Brenda Konar, a professor at the University of Alaska Fairbanks School of Fisheries and Ocean Sciences, is working with doctoral student Sarah Traiger to study the effects of glacier melt on kelp reproductive cells’ ability to travel, settle and grow in Kachemak Bay.
The Harding Icefield has shrunk by 3 percent over the past 16 years, the National Park Service reports, resulting in more glacial silt in the water.
“As glaciers on the Harding Icefield continue to melt, we need to understand how communities and ecosystems are likely to change,” Konar said.
Konar and Traiger did much of their work, which was funded by Alaska Sea Grant, the university’s Center for Global Change and the Robert Byrd competition, during the summers of 2013 and 2014. They studied not only areas where glacier melt was expected to be an influence, but also areas in outer Kachemak Bay, where it was not expected to be much of an influence.
The two placed flat rocks at each of the study sites and measured the species that settled and grew on each rock. According to the researchers, grazing animals, such as sea urchins, were the biggest factor in reducing early kelp growth. But as sediment built up on the rocks, silt became the primary preventer of growth.

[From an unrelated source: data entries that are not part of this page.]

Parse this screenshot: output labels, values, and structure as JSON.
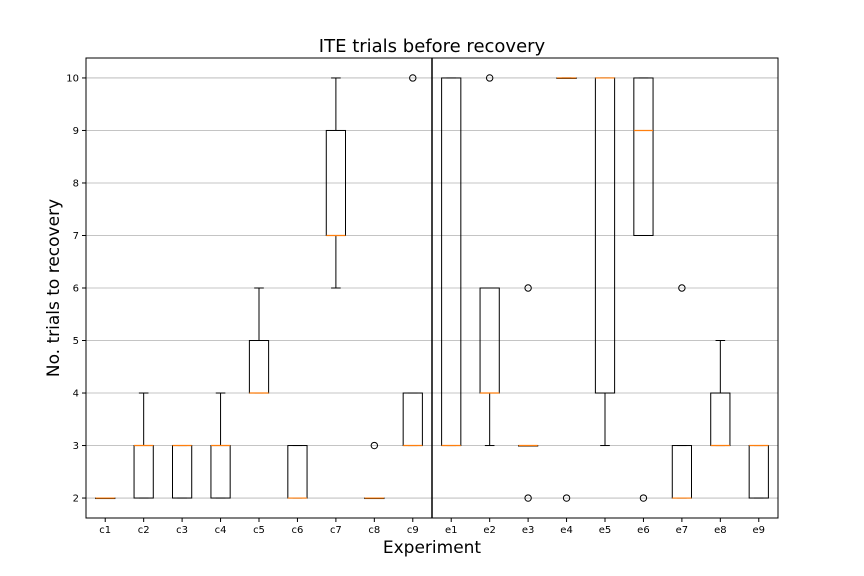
{
  "chart_data": {
    "type": "box",
    "title": "ITE trials before recovery",
    "xlabel": "Experiment",
    "ylabel": "No. trials to recovery",
    "ylim": [
      1.62,
      10.38
    ],
    "yticks": [
      "2",
      "3",
      "4",
      "5",
      "6",
      "7",
      "8",
      "9",
      "10"
    ],
    "grid": "horizontal",
    "divider_after": "c9",
    "colors": {
      "box": "#000000",
      "median": "#ff7f0e",
      "grid": "#b0b0b0"
    },
    "categories": [
      "c1",
      "c2",
      "c3",
      "c4",
      "c5",
      "c6",
      "c7",
      "c8",
      "c9",
      "e1",
      "e2",
      "e3",
      "e4",
      "e5",
      "e6",
      "e7",
      "e8",
      "e9"
    ],
    "boxes": [
      {
        "label": "c1",
        "q1": 2,
        "median": 2,
        "q3": 2,
        "whisker_low": 2,
        "whisker_high": 2,
        "outliers": []
      },
      {
        "label": "c2",
        "q1": 2,
        "median": 3,
        "q3": 3,
        "whisker_low": 2,
        "whisker_high": 4,
        "outliers": []
      },
      {
        "label": "c3",
        "q1": 2,
        "median": 3,
        "q3": 3,
        "whisker_low": 2,
        "whisker_high": 3,
        "outliers": []
      },
      {
        "label": "c4",
        "q1": 2,
        "median": 3,
        "q3": 3,
        "whisker_low": 2,
        "whisker_high": 4,
        "outliers": []
      },
      {
        "label": "c5",
        "q1": 4,
        "median": 4,
        "q3": 5,
        "whisker_low": 4,
        "whisker_high": 6,
        "outliers": []
      },
      {
        "label": "c6",
        "q1": 2,
        "median": 2,
        "q3": 3,
        "whisker_low": 2,
        "whisker_high": 3,
        "outliers": []
      },
      {
        "label": "c7",
        "q1": 7,
        "median": 7,
        "q3": 9,
        "whisker_low": 6,
        "whisker_high": 10,
        "outliers": []
      },
      {
        "label": "c8",
        "q1": 2,
        "median": 2,
        "q3": 2,
        "whisker_low": 2,
        "whisker_high": 2,
        "outliers": [
          3
        ]
      },
      {
        "label": "c9",
        "q1": 3,
        "median": 3,
        "q3": 4,
        "whisker_low": 3,
        "whisker_high": 4,
        "outliers": [
          10
        ]
      },
      {
        "label": "e1",
        "q1": 3,
        "median": 3,
        "q3": 10,
        "whisker_low": 3,
        "whisker_high": 10,
        "outliers": []
      },
      {
        "label": "e2",
        "q1": 4,
        "median": 4,
        "q3": 6,
        "whisker_low": 3,
        "whisker_high": 6,
        "outliers": [
          10
        ]
      },
      {
        "label": "e3",
        "q1": 3,
        "median": 3,
        "q3": 3,
        "whisker_low": 3,
        "whisker_high": 3,
        "outliers": [
          6,
          2
        ]
      },
      {
        "label": "e4",
        "q1": 10,
        "median": 10,
        "q3": 10,
        "whisker_low": 10,
        "whisker_high": 10,
        "outliers": [
          2
        ]
      },
      {
        "label": "e5",
        "q1": 4,
        "median": 10,
        "q3": 10,
        "whisker_low": 3,
        "whisker_high": 10,
        "outliers": []
      },
      {
        "label": "e6",
        "q1": 7,
        "median": 9,
        "q3": 10,
        "whisker_low": 7,
        "whisker_high": 10,
        "outliers": [
          2
        ]
      },
      {
        "label": "e7",
        "q1": 2,
        "median": 2,
        "q3": 3,
        "whisker_low": 2,
        "whisker_high": 3,
        "outliers": [
          6
        ]
      },
      {
        "label": "e8",
        "q1": 3,
        "median": 3,
        "q3": 4,
        "whisker_low": 3,
        "whisker_high": 5,
        "outliers": []
      },
      {
        "label": "e9",
        "q1": 2,
        "median": 3,
        "q3": 3,
        "whisker_low": 2,
        "whisker_high": 3,
        "outliers": []
      }
    ]
  }
}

Kelp forests are important to coastal areas for a variety of reasons. They act as a nursery for fish and invertebrates, and prevent coastal erosion. They also provide habitat for chitons and crabs and are even a source of food for some residents near Kachemak Bay.
This isn’t the first study to warn of the impacts of glacial silt on marine organisms.
According to media reports, scientists say high glacier melt rates in Antarctica have impacted a wide variety of animals that eat tiny material suspended in water. Too much sediment is difficult for the creatures to filter out.
“This research gives us a baseline understanding of what we should monitor to determine what is changing and what is likely to change in the future,” Konar said. “It allows us to evaluate what might happen to populations downstream if glacier melt continues to increase over time.”
Konar said the results will help managers and decision-makers predict and prepare in advance for changes.